Dying to Live

by Jessica Shor:

With a final strike of the hammer, the coffin lid is sealed. Shrouded in a traditional white funeral robe and surrounded by darkness and silence, the body lies in peace. Yet after ten minutes, the undertaker returns and opens the coffin. The deceased, suddenly bathed in light, climbs out of his final resting place, ready to begin life again.

In South Korea funerals like this one, staged for living participants, have become a centerpiece of the well-dying movement, a popular yet controversial effort to help Koreans find meaning in their lives.

At each well-dying seminar, participants begin by listening to a speech about the importance of finding meaning in one’s life. Then they analyze their own lives, including writing final messages to their families and friends and creating a last will and testament. With an often-teary good-bye, participants climb into their coffins, where they remain enclosed for up to fifteen minutes, left alone with their thoughts.
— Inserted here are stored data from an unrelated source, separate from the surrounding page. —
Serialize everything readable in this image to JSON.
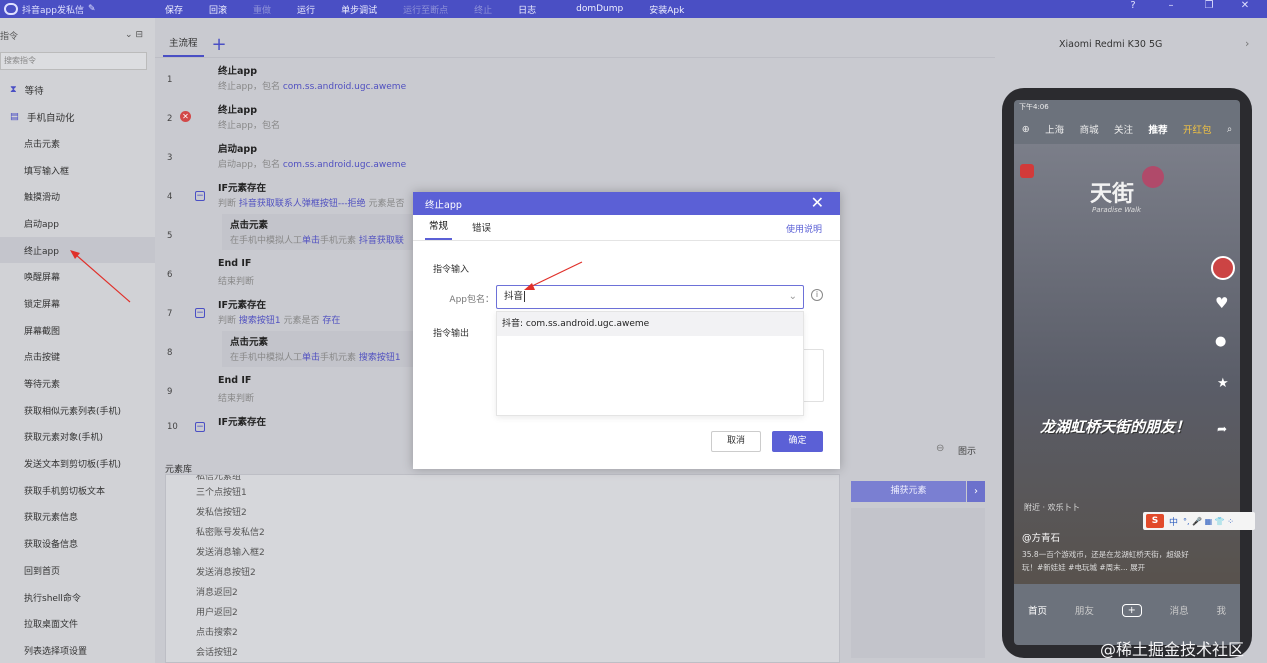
{
  "app": {
    "title": "抖音app发私信",
    "toolbar": [
      "保存",
      "回滚",
      "重做",
      "运行",
      "单步调试",
      "运行至断点",
      "终止",
      "日志",
      "domDump",
      "安装Apk"
    ]
  },
  "sidebar": {
    "header": "指令",
    "search_placeholder": "搜索指令",
    "groups": [
      {
        "label": "等待",
        "icon": "hourglass-icon"
      },
      {
        "label": "手机自动化",
        "icon": "phone-auto-icon"
      }
    ],
    "items": [
      "点击元素",
      "填写输入框",
      "触摸滑动",
      "启动app",
      "终止app",
      "唤醒屏幕",
      "锁定屏幕",
      "屏幕截图",
      "点击按键",
      "等待元素",
      "获取相似元素列表(手机)",
      "获取元素对象(手机)",
      "发送文本到剪切板(手机)",
      "获取手机剪切板文本",
      "获取元素信息",
      "获取设备信息",
      "回到首页",
      "执行shell命令",
      "拉取桌面文件",
      "列表选择项设置"
    ],
    "active_index": 4
  },
  "main": {
    "tab": "主流程",
    "rows": [
      {
        "num": "1",
        "title": "终止app",
        "desc": "终止app，包名",
        "desc_link": "com.ss.android.ugc.aweme"
      },
      {
        "num": "2",
        "title": "终止app",
        "desc": "终止app，包名",
        "desc_link": ""
      },
      {
        "num": "3",
        "title": "启动app",
        "desc": "启动app，包名",
        "desc_link": "com.ss.android.ugc.aweme"
      },
      {
        "num": "4",
        "title": "IF元素存在",
        "desc": "判断",
        "desc_link": "抖音获取联系人弹框按钮---拒绝",
        "desc_tail": "元素是否"
      },
      {
        "num": "5",
        "title": "点击元素",
        "desc": "在手机中模拟人工",
        "desc_link": "单击",
        "desc_tail": "手机元素",
        "desc_link2": "抖音获取联"
      },
      {
        "num": "6",
        "title": "End IF",
        "desc": "结束判断",
        "desc_link": ""
      },
      {
        "num": "7",
        "title": "IF元素存在",
        "desc": "判断",
        "desc_link": "搜索按钮1",
        "desc_tail": "元素是否",
        "desc_link2": "存在"
      },
      {
        "num": "8",
        "title": "点击元素",
        "desc": "在手机中模拟人工",
        "desc_link": "单击",
        "desc_tail": "手机元素",
        "desc_link2": "搜索按钮1"
      },
      {
        "num": "9",
        "title": "End IF",
        "desc": "结束判断",
        "desc_link": ""
      },
      {
        "num": "10",
        "title": "IF元素存在",
        "desc": "",
        "desc_link": ""
      }
    ]
  },
  "element_lib": {
    "title": "元素库",
    "chart_label": "图示",
    "items": [
      "私信元素组",
      "三个点按钮1",
      "发私信按钮2",
      "私密账号发私信2",
      "发送消息输入框2",
      "发送消息按钮2",
      "消息返回2",
      "用户返回2",
      "点击搜索2",
      "会话按钮2"
    ],
    "capture_label": "捕获元素"
  },
  "device": {
    "name": "Xiaomi Redmi K30 5G",
    "status_time": "下午4:06",
    "top_tabs": [
      "上海",
      "商城",
      "关注",
      "推荐",
      "开红包"
    ],
    "overlay_text": "龙湖虹桥天街的朋友！",
    "location": "附近 · 欢乐卜卜",
    "author": "@方青石",
    "description": "35.8一百个游戏币，还是在龙湖虹桥天街，超级好玩！#新娃娃 #电玩城 #周末... 展开",
    "bottom_nav": [
      "首页",
      "朋友",
      "+",
      "消息",
      "我"
    ],
    "store_sign": "天街",
    "store_sign_sub": "Paradise Walk"
  },
  "ime": {
    "label": "中",
    "symbols": "°, 🎤 ▦ 👕 ⁘"
  },
  "watermark": "@稀土掘金技术社区",
  "dialog": {
    "title": "终止app",
    "tabs": [
      "常规",
      "错误"
    ],
    "help": "使用说明",
    "input_section": "指令输入",
    "field_label": "App包名：",
    "field_value": "抖音",
    "option": "抖音: com.ss.android.ugc.aweme",
    "output_section": "指令输出",
    "cancel": "取消",
    "ok": "确定"
  },
  "colors": {
    "accent": "#5b60d6",
    "error": "#d24848",
    "link": "#5050c0"
  }
}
Korea Life Consulting, a company that pioneered the movement, has provided simulated funerals for more than 50,000 Koreans, according to the company’s founder, Ko-min Su. Entrepreneurs around the country have since started offering their own well-dying seminars, seeking to capitalize on a growing trend. Some major companies, including Samsung, Hyundai, and Kyobo Life Insurance, have even gone as far as to require many of their employees to take part in simulated funerals.
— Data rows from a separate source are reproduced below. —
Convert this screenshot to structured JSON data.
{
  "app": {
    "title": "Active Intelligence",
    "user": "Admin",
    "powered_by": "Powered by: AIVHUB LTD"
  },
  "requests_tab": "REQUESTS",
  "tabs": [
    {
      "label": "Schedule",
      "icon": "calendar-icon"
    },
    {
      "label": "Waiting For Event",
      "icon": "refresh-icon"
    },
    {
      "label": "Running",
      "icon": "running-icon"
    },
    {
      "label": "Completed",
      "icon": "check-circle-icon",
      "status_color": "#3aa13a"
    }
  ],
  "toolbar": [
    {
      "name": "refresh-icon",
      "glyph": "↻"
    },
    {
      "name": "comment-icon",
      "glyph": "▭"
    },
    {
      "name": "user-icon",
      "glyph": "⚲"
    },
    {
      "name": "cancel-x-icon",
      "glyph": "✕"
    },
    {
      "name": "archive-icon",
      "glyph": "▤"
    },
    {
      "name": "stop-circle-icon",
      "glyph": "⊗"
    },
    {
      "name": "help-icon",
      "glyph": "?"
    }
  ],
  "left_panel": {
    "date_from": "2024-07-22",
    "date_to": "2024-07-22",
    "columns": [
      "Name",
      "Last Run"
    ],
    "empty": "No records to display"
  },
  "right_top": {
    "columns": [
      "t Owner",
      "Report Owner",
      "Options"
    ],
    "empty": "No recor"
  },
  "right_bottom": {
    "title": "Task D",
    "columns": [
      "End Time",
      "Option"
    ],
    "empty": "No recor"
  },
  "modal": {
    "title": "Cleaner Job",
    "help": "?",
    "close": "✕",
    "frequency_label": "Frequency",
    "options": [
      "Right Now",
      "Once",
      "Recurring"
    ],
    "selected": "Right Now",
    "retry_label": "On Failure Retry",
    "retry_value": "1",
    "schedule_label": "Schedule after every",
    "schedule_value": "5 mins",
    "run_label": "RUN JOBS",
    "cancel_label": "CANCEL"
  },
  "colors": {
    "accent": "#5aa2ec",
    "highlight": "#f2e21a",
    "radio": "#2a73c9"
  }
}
Illustration by TaoTao Holmes/TYG

While the seminars are for-profit enterprises—price per person ranges from $50 to $350—the leaders of this movement emphasize the psychological benefits their service provides. “These funerals affect people very strongly emotionally,” said Su. “People realize what they need to change in their lives, and that is very important. Participants can live better after this experience.” Dr. E. James Lieberman, an American psychiatrist who focuses on the psychology of mortality, agreed, calling the well-dying movement “constructive.” According to Lieberman, “In Korea they’re saying that death isn’t untouchable, that it happens to all of us, so let’s deal with it. Do you want to wait until someone puts your body in a coffin, or do you want to do it yourself? It shows a good spirit.”
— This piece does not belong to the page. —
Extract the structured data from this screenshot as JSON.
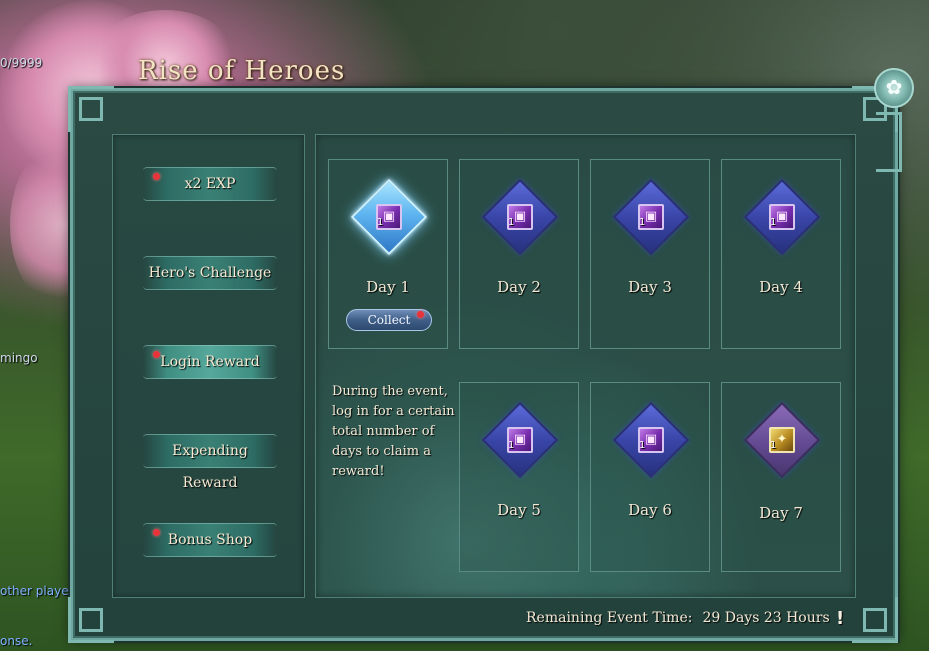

Despite the apparent oddity of the well-dying movement, it may not be a coincidence that the trend emerged in South Korea. The country holds the unfortunate record of having the highest suicide rate in the world. Suicides have  doubled in the last 10 years, skyrocketing to 31 deaths per 100,000 people. By comparison, Japan has the world’s second highest suicide rate, at 24 per 100,000. Korea’s rising suicide rate is often attributed to recent societal changes. According to Kyoo-soeb Ha, the president of the Suicide Prevention Association of Korea, urbanization, economic modernization, and a liberalizing social climate have all contributed to weakened family ties, which Koreans traditionally relied on for social and psychological support.

The well-dying movement’s relationship with Korea’s high suicide rate is a point of contention. Many, like Lieberman, see simulated funerals as a positive step to combating the problem. “Awareness of death, and being mature about it, is an important step,” explained Lieberman. “If this movement helps people understand their own mortality and improve their lives, that’s healthy.”

Others, though, think that participating in one’s own funeral is at best unhelpful, and at worst a possible push towards suicide. A former senior manager at Samsung Korea, speaking on condition of anonymity, criticized his company’s practice of requiring employees to stage their own funerals: “These rituals turn suicide into a personal matter,” he said. “There have to be more societal changes, and people need to look into what aspects of society cause suicides. We can’t just require people to take part in these seminars but not look at how the stressful work environment at Samsung may contribute to suicide.”

Suicide remains a taboo topic in Korean culture, and Koreans have limited access to psychological treatment. In this context, the well-dying movement offers Koreans a rare chance to deal directly with the problems they face. While the debate continues over the effects of simulated funerals, more and more people are turning to the movement for help, before the lids close on their coffins for good.